Why men won't/don't commit...post your thoughts

good points on changes need to be made on both ends...however I think its more of a balance natural change .... naturally i think men and women can easily experience different partners in order to find a mate and there wont be men out of control just trying to get notches under their belts to feed their egos and women who are conditioned to believe they only need one man in life and thats it.....and i agree with relationships not being hard work....all relationships go thru their ups and downs however with love those ups and downs aren't work its resolutions and beneficial gains to each other....instead of compromises and sacrifices...commitment is real and of choice to be there and not obligatory if they could leave with no consequences would be out of there...alot of folks who claim relationships are so hard complain its hard when everything is going good...its like workin a job you dont really want to be at....you get good pay, benefits, non stressful, people treat you great and to others it seems like the best job ever...however to you you have to drag yourself in everyday just to be present there and all the perks don't make up for your feeling of wanting to be somewhere else doing something else...its hard work to do be somewhere where you don't want to be even when all the external factors are great.....its hard to be present emotionally even physically in a relationship that is seemingly great but its not where you want to be at for whatever reason...and folks who refuse to look at their own issues have a hard time in relationships as well
 
"It is what it is." I think that's it. Women won't be able to control men, but they can find ones that are looking for what they're looking for. I think that's a lot easier and saner than trying to force him to commit, be stressed out because of the "competition," etc.
 
"It is what it is." I think that's it. Women won't be able to control men, but they can find ones that are looking for what they're looking for. I think that's a lot easier and saner than trying to force him to commit, be stressed out because of the "competition," etc.

I agree.

I didn't watch the video, but really, I think that analyzing the "why he won't commit" issue is a waste of time.

A lot of men will commit. They just might not want to commit to you... which is why you see so many cases of a dude staying with one woman for years and never committing, then wifing up the next woman that comes along after knowing her for just six months.

That's okay though, because there are other men who DO want to commit to you. Focus on them, and wondering about why men don't commit will no longer be a concern.

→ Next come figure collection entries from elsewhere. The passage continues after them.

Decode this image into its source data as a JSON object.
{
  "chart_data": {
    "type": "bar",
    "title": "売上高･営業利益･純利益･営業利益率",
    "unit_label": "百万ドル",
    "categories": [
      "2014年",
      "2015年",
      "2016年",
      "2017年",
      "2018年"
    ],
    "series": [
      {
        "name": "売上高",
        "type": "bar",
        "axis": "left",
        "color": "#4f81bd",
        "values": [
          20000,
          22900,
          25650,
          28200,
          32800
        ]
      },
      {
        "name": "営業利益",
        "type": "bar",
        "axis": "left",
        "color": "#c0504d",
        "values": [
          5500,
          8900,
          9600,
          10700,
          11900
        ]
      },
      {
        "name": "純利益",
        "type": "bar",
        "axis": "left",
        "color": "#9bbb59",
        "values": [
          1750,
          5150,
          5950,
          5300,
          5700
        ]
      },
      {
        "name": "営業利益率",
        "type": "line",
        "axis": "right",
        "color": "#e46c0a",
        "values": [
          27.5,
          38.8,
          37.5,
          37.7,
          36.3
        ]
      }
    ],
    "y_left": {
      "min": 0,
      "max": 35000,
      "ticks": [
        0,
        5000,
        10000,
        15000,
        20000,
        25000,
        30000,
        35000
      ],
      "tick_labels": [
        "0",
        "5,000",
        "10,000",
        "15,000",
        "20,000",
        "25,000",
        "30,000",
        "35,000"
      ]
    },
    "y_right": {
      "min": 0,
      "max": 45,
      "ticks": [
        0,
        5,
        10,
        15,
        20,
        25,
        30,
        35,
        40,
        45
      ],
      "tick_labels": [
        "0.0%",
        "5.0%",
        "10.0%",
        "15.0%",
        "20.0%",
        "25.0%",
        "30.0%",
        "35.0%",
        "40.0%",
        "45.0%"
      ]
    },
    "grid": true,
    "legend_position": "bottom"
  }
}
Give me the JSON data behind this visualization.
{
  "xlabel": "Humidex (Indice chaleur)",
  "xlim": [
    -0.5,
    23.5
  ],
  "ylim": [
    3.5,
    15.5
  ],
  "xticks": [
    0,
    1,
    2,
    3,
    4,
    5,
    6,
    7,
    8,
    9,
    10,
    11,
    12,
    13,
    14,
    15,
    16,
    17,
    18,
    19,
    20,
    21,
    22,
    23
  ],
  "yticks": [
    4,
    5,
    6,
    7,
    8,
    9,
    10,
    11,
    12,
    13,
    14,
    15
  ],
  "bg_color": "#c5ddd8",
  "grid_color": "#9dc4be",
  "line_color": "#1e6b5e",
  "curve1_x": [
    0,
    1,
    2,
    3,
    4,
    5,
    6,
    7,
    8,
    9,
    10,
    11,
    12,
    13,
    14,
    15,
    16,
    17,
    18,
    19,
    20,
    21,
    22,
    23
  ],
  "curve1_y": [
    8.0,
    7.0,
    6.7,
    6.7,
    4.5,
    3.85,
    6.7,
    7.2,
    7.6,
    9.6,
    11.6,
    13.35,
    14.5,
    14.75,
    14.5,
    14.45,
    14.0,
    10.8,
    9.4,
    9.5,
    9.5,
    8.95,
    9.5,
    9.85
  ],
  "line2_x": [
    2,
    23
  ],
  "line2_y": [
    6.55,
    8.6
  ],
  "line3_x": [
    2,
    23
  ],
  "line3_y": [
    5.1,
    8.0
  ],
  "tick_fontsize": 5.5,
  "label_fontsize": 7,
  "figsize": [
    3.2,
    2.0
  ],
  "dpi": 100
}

Some men simply don't want to commit to anyone. Why? Who cares! If you want a commitment, then leave the ones who don't want to commit alone.
 
It's all about timing for them.

Warren Beatty whored around for years, until he got ready to settle down.

With Annette Bening, it was like bing, bang, boom - married. She wasn't the most special female to drop from the sky, IMO. He just got ready.

ITA that if a man won't commit to you, let it go.

Why ask why?
 
Preach Drea, PPPPPPRRRRREEEEEEEAAAAAACCCCCHHHHHH!!!! :amen: She took the words RIGHT out of my mouth. ;) She echoed the first thought that popped into my head with her first comment: Men don't commit because they don't have to. In addition to "other" women who are willing to accommodate men, a lot of women in "relationships" favor settling over letting a guy go. She actually reminds me a lot myself before I got married (single for several years and reserving physical intimacy for relationships). Having standards in a world where so many people are guided by the pleasure principle is frustrating. I do, however, know that there are men who are interesting in committing. Women would save themselves a lot of heartache by focusing on those men and not entertaining dudes who :blah::blah::blah: about what he can get from another woman. :rolleyes: So, he wants to go elsewhere to get *insert accommodation here*? Let him go and don't let your life get off track. :up:
 
men will commit when they are ready, alot of women commit too easily and then don't understand why they are unhappy......why would anybody want a man who wasn't ready to commit and try to force him too.....but also, why would they just commit to a man who wanted to commit... not somebody they wanted to be with...that happens alot
 
I think won't/don't commit because they don't have to. Women will sleep with them, have children with them, move in with them, buy a house with them, all without the promise and committment that comes with marriage.